Interior Chinatown

Interior Chinatown Literary Elements


Fiction, Novel

Setting and Context

The Golden Palace and its attached apartment building: the SRO. The Golden Palace morphs into different parts of an imaginary Chinatown to suit the needs of a screenplay.

Narrator and Point of View

The novel is presented in the form of a hybrid novel and screenplay.

It contains a mix of first-person and close third-person perspectives, mostly fixed on the experiences and imagination of its protagonist: Willis Wu, an aspiring actor of Taiwanese heritage.

The novel frequently moves to different points in time, often with a scene-heading to denote the shift.

Tone and Mood

The tone balances humor and satire with tragic elements.

A meta-fictional screenplay style frequently undercuts its realist elements.

Characters are usually introduced with comic simplicity and later demonstrate complicating nuances.

Protagonist and Antagonist

Protagonist: Willis Wu. The novel's conflict is mainly internal, and so there is no discrete antagonist. Miles Turner occupies a role similar to that of an antagonist for parts of the story.

Major Conflict

This novel is about Willis Wu coming to terms with his place in America.

This conflict is modified by Willis's Taiwanese heritage and his participation in the television industry. TV is a wholly superficial medium, and America is a country that generalizes Asian identities, reducing several cultures into a generic blur.

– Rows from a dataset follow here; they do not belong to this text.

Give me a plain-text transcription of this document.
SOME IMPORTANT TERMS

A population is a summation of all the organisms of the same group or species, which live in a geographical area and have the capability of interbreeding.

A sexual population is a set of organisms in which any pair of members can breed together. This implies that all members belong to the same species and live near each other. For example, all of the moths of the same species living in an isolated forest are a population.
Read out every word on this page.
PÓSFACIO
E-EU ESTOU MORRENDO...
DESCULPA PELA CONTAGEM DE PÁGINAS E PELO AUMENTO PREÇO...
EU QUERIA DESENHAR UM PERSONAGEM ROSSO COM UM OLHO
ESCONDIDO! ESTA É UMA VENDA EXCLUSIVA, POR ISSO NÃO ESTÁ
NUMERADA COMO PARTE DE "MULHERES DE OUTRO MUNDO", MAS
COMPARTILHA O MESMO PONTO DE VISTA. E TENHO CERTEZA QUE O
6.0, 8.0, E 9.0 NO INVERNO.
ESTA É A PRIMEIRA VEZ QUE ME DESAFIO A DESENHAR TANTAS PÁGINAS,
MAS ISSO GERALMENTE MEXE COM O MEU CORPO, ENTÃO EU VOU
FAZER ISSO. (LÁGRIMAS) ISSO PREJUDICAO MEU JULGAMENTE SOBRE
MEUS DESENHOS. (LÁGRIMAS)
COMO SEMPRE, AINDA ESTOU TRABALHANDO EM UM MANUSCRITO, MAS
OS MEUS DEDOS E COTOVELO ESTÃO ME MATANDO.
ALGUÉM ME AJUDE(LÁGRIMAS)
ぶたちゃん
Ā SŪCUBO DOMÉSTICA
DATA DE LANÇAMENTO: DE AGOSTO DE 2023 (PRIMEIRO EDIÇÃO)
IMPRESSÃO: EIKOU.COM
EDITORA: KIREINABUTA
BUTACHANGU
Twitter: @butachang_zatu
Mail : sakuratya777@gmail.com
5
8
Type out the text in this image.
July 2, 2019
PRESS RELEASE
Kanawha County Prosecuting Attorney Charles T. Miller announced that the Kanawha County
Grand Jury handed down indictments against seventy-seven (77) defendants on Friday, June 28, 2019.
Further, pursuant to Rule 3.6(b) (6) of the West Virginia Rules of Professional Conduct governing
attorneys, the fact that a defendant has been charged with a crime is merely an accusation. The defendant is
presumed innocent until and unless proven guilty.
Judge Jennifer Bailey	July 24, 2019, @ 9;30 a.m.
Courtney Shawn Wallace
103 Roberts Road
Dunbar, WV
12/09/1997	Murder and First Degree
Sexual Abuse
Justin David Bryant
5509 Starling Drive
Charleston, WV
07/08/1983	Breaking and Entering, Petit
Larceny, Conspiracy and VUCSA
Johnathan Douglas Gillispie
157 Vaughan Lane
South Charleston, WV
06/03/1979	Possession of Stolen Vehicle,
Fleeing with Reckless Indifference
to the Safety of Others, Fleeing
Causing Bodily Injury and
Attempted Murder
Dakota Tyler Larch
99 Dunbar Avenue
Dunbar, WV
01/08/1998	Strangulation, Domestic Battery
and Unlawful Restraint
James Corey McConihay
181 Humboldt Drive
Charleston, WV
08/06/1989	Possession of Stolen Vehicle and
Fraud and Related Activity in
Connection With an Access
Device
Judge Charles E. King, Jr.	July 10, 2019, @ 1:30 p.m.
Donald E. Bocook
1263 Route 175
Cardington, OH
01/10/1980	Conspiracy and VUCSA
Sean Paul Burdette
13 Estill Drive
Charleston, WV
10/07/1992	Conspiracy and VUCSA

Willis chafes against this systemic mistreatment and struggles to find a way to meaningfully exist within a system poised against him.

He struggles to figure out what he wants from America, where he fits into it, and how he should feel about the indignities he's suffered.


The courtroom scene is designed to fit the mold of a traditional filmic climax, and it contains several dramatic movements in which Willis comes to a final understanding regarding the difficulties of living inside of Chinatown. He lets go of his desire to become "Kung Fu Man," gains a newfound respect for himself, and crystalizes his priotities.


Willis's parents' lives foreshadow the difficulties of ascending to the upper echelons of Asian celebrity at the Golden Palace. Ming-Chen, Willis's father, was a successful action star. His mother was a relatively successful actor as well. But their accomplishments didn't bring meaningful change to their personal lives, and their fame didn't allow them to be true to themselves.




The Golden Palace transforms into different images of a generic Chinatown. The lacquered ornate woodwork, red lighting, and paper lanterns are evocative of a generic version of Asian existence that does not otherwise exist.



Metonymy and Synecdoche

The Golden Palace is a stand-in for several generic Chinatowns: an Asian-themed backdrop for a film or TV show. The thin nature of this setting, as well as its genericism, is a metonym for the limited, oft-stereotyped, genericized experience of living as an Asian person in America.

Phoebe's floating palace is a similar type of metonymic setting, in that it represents her dreams and creativity with a physical, albeit fantastical setting. Also like Chinatown, this palace is superimposed over a mundane setting. The palace is actually Phoebe's closet, and Chinatown is actually a restaurant called The Golden Palace.